Active listening in IT customer service means you listen intently for meaning, you demonstrate you’re listening through verbal cues and body language. When you use active listening techniques, you ask relevant questions to gain a deeper understanding of what the other person is saying. It means you listen in a way that makes the speaker feel respected and dignified.

Here are five ways you can be a better active listener in IT customer service (or any other type of customer service, for that matter):

#1: Focus entirely on the speaker to understand and remember what they’re saying. Pay attention to their non-verbal cues.

#2: Give verbal and non-verbal cues to show you’re listening.

#3: Don’t do anything else while the speaker is speaking, such as checking your phone or looking around the room.

#4: Stop talking. Don’t interrupt, talk over, or finish sentences for the other person.

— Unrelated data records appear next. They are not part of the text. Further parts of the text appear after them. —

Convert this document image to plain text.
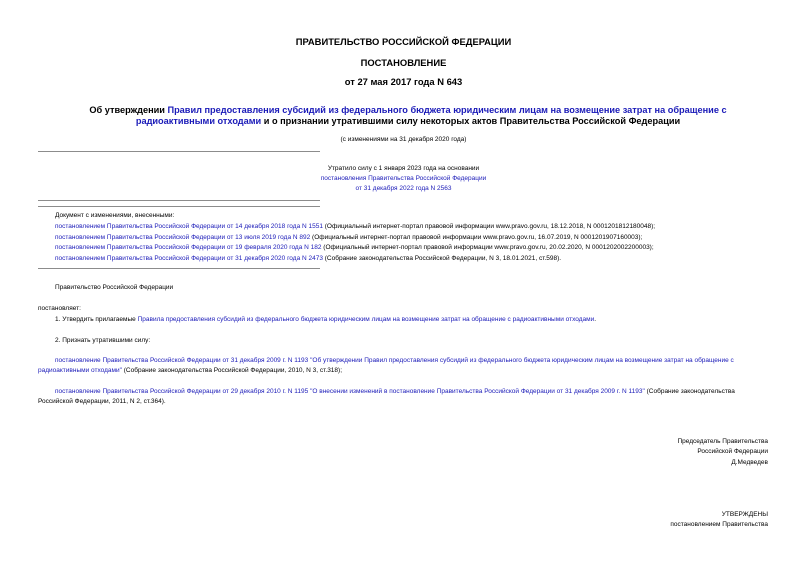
ПРАВИТЕЛЬСТВО РОССИЙСКОЙ ФЕДЕРАЦИИ
ПОСТАНОВЛЕНИЕ
от 27 мая 2017 года N 643
Об утверждении Правил предоставления субсидий из федерального бюджета юридическим лицам на возмещение затрат на обращение с радиоактивными отходами и о признании утратившими силу некоторых актов Правительства Российской Федерации
(с изменениями на 31 декабря 2020 года)
Утратило силу с 1 января 2023 года на основании
постановления Правительства Российской Федерации
от 31 декабря 2022 года N 2563
Документ с изменениями, внесенными:
постановлением Правительства Российской Федерации от 14 декабря 2018 года N 1551 (Официальный интернет-портал правовой информации www.pravo.gov.ru, 18.12.2018, N 0001201812180048);
постановлением Правительства Российской Федерации от 13 июля 2019 года N 892 (Официальный интернет-портал правовой информации www.pravo.gov.ru, 16.07.2019, N 0001201907160003);
постановлением Правительства Российской Федерации от 19 февраля 2020 года N 182 (Официальный интернет-портал правовой информации www.pravo.gov.ru, 20.02.2020, N 0001202002200003);
постановлением Правительства Российской Федерации от 31 декабря 2020 года N 2473 (Собрание законодательства Российской Федерации, N 3, 18.01.2021, ст.598).
Правительство Российской Федерации
постановляет:
1. Утвердить прилагаемые Правила предоставления субсидий из федерального бюджета юридическим лицам на возмещение затрат на обращение с радиоактивными отходами.
2. Признать утратившими силу:
постановление Правительства Российской Федерации от 31 декабря 2009 г. N 1193 "Об утверждении Правил предоставления субсидий из федерального бюджета юридическим лицам на возмещение затрат на обращение с радиоактивными отходами" (Собрание законодательства Российской Федерации, 2010, N 3, ст.318);
постановление Правительства Российской Федерации от 29 декабря 2010 г. N 1195 "О внесении изменений в постановление Правительства Российской Федерации от 31 декабря 2009 г. N 1193" (Собрание законодательства Российской Федерации, 2011, N 2, ст.364).
Председатель Правительства
Российской Федерации
Д.Медведев
УТВЕРЖДЕНЫ
постановлением Правительства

#5: Take notes to help you remember what the speaker is saying. I keep a notebook with me most of the time to take notes on phone conversations and to write down ideas that come to me. You can use a notebook, a tablet, or a piece of scrap paper, but take notes.

Active Listening in IT Customer Service

One of the most common reasons companies ask me to speak with their teams is something related to improving listening skills. In order to succeed in your career, you must learn to be a good listener to end-users, customers, bosses, co-workers, and, frankly, everyone else. You don’t have to agree with what you hear and you don’t need to like what you hear. You just need to hear it! Active listening in IT customer service allows you to make an informed decision about what to do.

Oh, and by the way, a great way to practice active listening skills is with your spouse or partner, other family members, and friends.

The Dalai Lama said it well. When you talk, you hear only what you already know. When you listen, you gain new information.